Na indicates that the model ist he same in both M1 and M2, as the same features were selected.

Table 4.

Test of deviance.

p-value	VASod	VASos	VFSod	VFSod	VASou	VFSou	FFS	FVS	FAS
M1 vs M2	4.56E-06	0.00027	5.15E-24	6.75E-07	na	4.38E-08	7.50E-09	9.70E-10	na
M1 vs M3	1.09E-17	0.00049	7.27E-45	1.23E-08	na	7.02E-10	1.88E-12	3.53E-18	1.12E-05
M1 vs M4	1.60E-18	6.84E-05	4.61E-52	1.30E-10	na	9.51E-12	6.77E-15	2.36E-19	1.12E-05

Na indicates that the model ist he same in both M1 and M2, as the same features were selected.
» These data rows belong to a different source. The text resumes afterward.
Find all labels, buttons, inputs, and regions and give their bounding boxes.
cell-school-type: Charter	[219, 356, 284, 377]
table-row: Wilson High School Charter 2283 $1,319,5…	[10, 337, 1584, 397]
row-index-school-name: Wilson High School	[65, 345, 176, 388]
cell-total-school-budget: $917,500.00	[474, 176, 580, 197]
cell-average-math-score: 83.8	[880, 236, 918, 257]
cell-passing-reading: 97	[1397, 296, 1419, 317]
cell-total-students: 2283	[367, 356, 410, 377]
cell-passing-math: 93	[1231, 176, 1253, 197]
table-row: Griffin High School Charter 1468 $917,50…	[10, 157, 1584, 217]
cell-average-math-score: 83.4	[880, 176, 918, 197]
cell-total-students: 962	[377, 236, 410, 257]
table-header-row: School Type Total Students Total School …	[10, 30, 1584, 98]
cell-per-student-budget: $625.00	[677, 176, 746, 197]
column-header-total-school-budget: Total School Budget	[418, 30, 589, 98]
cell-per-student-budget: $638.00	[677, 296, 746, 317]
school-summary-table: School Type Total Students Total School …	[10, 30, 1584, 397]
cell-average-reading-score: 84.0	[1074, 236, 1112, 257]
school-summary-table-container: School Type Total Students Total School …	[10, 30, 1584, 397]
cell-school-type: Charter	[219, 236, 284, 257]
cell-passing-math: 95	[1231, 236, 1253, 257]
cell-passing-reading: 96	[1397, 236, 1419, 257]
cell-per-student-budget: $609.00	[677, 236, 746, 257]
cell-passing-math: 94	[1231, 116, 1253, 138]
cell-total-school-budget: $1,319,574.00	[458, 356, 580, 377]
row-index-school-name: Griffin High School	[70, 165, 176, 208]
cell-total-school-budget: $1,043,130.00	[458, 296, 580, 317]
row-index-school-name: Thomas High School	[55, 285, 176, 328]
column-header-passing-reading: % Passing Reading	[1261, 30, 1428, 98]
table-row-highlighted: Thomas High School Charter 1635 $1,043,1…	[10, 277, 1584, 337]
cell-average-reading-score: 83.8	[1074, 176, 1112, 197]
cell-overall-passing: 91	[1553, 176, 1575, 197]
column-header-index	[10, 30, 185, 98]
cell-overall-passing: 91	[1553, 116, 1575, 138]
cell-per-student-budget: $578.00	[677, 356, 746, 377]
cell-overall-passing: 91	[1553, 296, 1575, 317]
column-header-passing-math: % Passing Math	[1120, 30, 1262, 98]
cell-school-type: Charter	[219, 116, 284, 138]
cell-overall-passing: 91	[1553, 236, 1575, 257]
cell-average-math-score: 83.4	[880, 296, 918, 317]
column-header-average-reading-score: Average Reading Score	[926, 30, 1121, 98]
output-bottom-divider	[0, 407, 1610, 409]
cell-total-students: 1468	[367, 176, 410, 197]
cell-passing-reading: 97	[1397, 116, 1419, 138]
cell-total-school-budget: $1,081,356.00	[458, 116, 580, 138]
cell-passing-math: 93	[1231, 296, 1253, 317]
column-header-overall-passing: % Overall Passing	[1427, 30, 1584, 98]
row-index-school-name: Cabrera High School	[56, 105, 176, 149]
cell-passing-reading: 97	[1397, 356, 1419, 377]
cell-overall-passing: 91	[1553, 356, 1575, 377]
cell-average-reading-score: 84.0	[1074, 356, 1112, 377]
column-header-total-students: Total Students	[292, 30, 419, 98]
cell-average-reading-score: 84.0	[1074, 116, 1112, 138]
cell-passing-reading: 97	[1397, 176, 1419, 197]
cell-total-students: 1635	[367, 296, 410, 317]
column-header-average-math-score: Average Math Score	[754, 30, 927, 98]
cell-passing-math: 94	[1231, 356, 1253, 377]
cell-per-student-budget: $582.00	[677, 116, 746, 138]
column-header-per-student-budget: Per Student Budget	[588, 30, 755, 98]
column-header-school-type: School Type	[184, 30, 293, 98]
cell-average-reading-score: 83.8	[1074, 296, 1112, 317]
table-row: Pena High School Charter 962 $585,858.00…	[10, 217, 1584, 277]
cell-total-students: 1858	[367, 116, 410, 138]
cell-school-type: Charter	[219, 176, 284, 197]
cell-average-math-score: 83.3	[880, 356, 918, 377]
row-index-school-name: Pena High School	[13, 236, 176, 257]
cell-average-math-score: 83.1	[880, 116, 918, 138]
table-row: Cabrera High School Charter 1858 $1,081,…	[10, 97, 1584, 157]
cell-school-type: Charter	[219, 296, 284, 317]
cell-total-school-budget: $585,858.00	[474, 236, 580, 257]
However, it is interesting to note that composite visual acuity scores VAS_ou and FAS do not show an improvement between models M2 and M1, even though the right and left acuity scores VAS_od and VAS_os do. Note from the definition of these scores that they weight the best performing eye higher. This might indicate that changes in visual acuity might not be bilateral in these conditions. Whereas, for visual field scores the behaviour of the individual eye scores is reflected in the composite scores, indicating that visual field changes might be bilateral in glaucoma and TED.

4 Discussion

To identify imaging biomarkers associated with diseases of the optic nerve such as glaucoma and thyroid eye disease, their relationship with visual function scores must be established. This study shows that addition of treatment and diagnostic phenotypes derived through MCA on ProWAS and PheWAS data can improve traditional imaging biomarker studies by providing the context of an individual’s health history from clinical data. This is the first known study with the application of ProWAS mapping to identify treatment phenotypes for eye disease. We show that structural metrics of the eye orbit derived from CT imaging, treatment, and diagnostic phenotypes show a significant association with visual function scores and explain about 40% – 60% of the variance for visual outcomes in glaucoma and thyroid eye disease.